A lot of people on restricted diets write to me for recipes and shopping ideas for their allergies or what they call “food intolerances” – a mild reaction from the immune system reaction that’s not fatal, but still disruptive.
The best way to avoid foods that cause these reactions, is to read labels and cook your meals at home! Give your diet a thorough review: 90% of all food allergies are caused by only eight items. The most common allergens are milk, eggs, wheat, peanuts, soy, nuts from trees, fish, and shellfish. Always check in with your doctor first, but here are some ideas for eating around your food allergies. Easy ways to still enjoy the flavors of the foods you love – itch and scratch free!
Swap peanut butter for almond butter. If you love satay sauces, nut butter cookies, or PB&J sandwiches, then go for almond butter, which works well in these recipes. Just be sure to check the label to make sure it’s processed in a “peanut-free facility”. Get your reading glasses and look for things likes “might contain traces of peanut” and be sure to glance at the nutritional stats of any packaged foods (especially the ones that you wouldn’t expect like gravy, canned chili, and even salad dressing).

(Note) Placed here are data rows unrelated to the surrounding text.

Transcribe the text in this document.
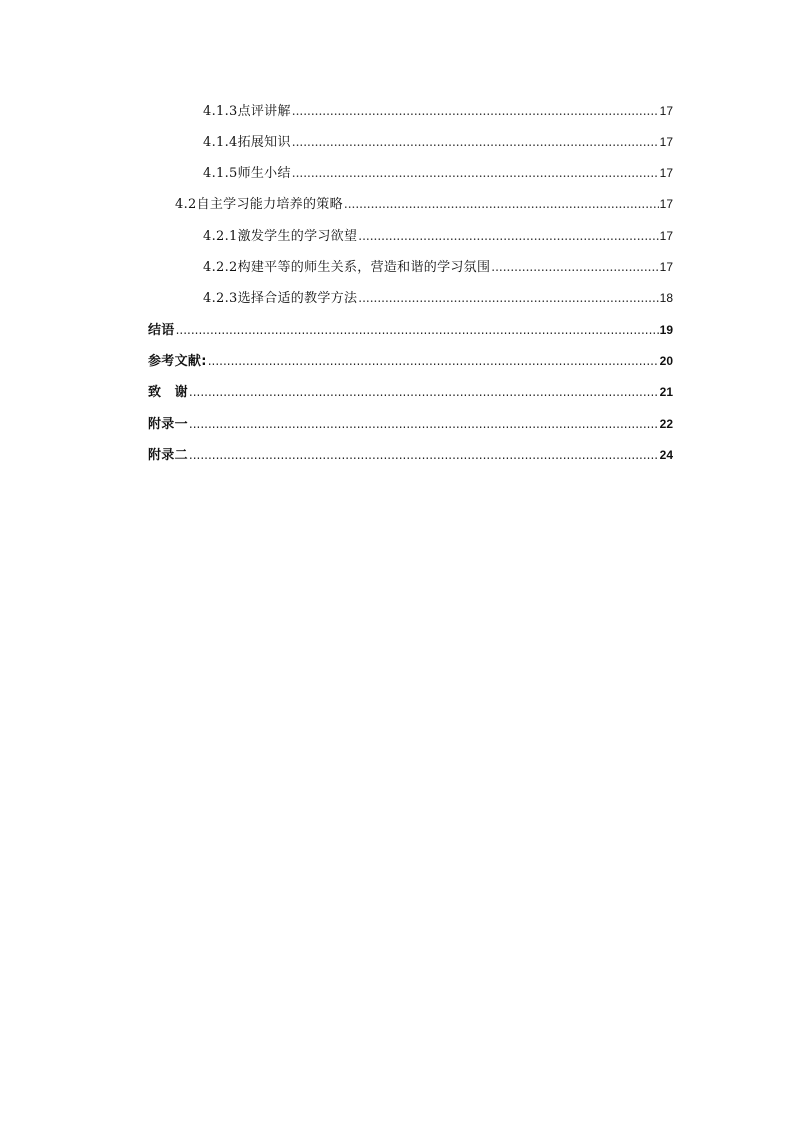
4.1.3点评讲解 .....	17
4.1.4拓展知识 .....	17
4.1.5师生小结 .....	17
4.2自主学习能力培养的策略 .....	17
4.2.1激发学生的学习欲望 .....	17
4.2.2构建平等的师生关系，营造和谐的学习氛围 .....	17
4.2.3选择合适的教学方法 .....	18
结语 .....	19
参考文献: .....	20
致　谢 .....	21
附录一 .....	22
附录二 .....	24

Many people who have milk allergies still want to enjoy the occasional bowl of cereal: in that case, opt for soy, rice or almond milk. Those who think they are allergic to cow’s milk oftentimes just have trouble digesting it. Try to kick the tummy aches by switching to goat’s milk, which oftentimes is produced with less additives and hormones.
My friend Nicole is allergic to corn. It’s one of the worst allergies to have since corn byproducts are in thousands of frozen, canned, jarred, and packaged foods. They contain corn as an additive or filler (in the form of sweetener) and as a way to add volume to food, cheaply. Nicole’s become very good at reading labels, but one way to be sure is to cook simple fresh food, meals that she makes in her own kitchen like a grilled piece of chicken topped with fresh pineapple salsa.
A lot of people think Celiac’s Disease is an allergy, when in fact it’s an autoimmune disorder. When wheat, in particular the gluten in wheat, is ingested the body sends antibodies that attack the lining of your intestines. There are plenty of great products that are listed as wheat- or gluten-free to choose from. One of my favorites, rice pastas are a great wheat-free option for folks with wheat allergies or sensitivities. Adding in plenty of fresh vegetables and lean protein is a way to make a delicious complete meal.